The movie received mostly positive reviews. On critics’ reviews aggregate site Rotten Tomatoes it scored 74% and the consensus was that “while still slightly hamstrung by ‘middle chapter’ narrative problems and its formidable length, The Desolation of Smaug represents a more confident, exciting second chapter for the Hobbit series”.

British film magazine Empire’s Nick de Semlyen gave it five stars, writing, “Middle-earth’s got its mojo back.
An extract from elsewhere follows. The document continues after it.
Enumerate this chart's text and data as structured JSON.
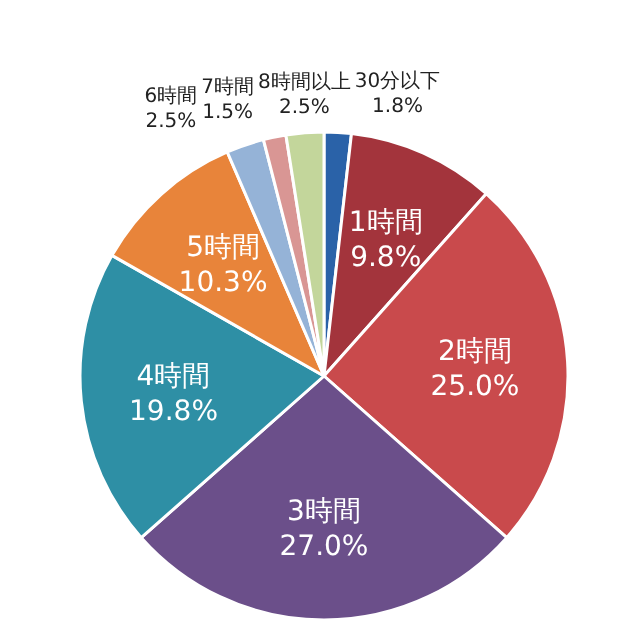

A huge improvement on the previous instalment, this takes our adventurers into uncharted territory and delivers spectacle by the ton.”

Those who still fondly remember the testosterone-fuelled action movies the ’80s should enjoy Escape Plan (16 LV) – the first time Arnold Schwarzenegger and Sylvester Stallone headline a film together. Stallone plays a security expert who tests prison security systems by being locked up and escaping. But when he’s double-crossed and really imprisoned in a new facility he teams up with a fellow prisoner (Schwarzenegger) to escape.

The film received mostly mixed reviews and scored 49 out of 100 on critics’ reviews aggregate site Metacritic. Total Film’s Andy Lowry gave it three stars, describing it as “a highly enjoyable slice of in-one-eye, out-the-other nonsense. It may coast on the charisma of its leads at times, and it’s hardly deep, but there’s a Friday night to be had.”

Sherlock star Benedict Cumberbatch also pops up in another film released this week but here he plays the lead. The Fifth Estate (13 LSV) is a biopic about Julian Assange (Cumberbatch) and Daniel Domscheit-Berg (Rush’s Daniel Brühl), who found website Wikileaks, a platform where whistle-blowers can leak secret information that governments and corporations don’t want the public to see. But as they gain access to increasingly dangerous information, a rift begins to open up between them when they disagree on how to use their power.

James Berardinelli of Reelviews.net gave it two and a half stars, writing that “as a thriller, The Fifth Estate is strangely inert, with a lot of movement but little in the way of genuine suspense”.

Filmmaker Tyler Perry’s blend of sentimentality and coarse humour is an acquired taste, but if you’re a fan of his tough-talking matriarch, Madea, check out A Madea Christmas (10-12PG LP).

When Madea (Perry) agrees to accompany her friend to a small town to pay the friend’s daughter a surprise visit family secrets are revealed. The film hasn’t been released yet nor screened for critics so there aren’t any reviews but it’s safe to say fans should enjoy it and the rest should steer clear.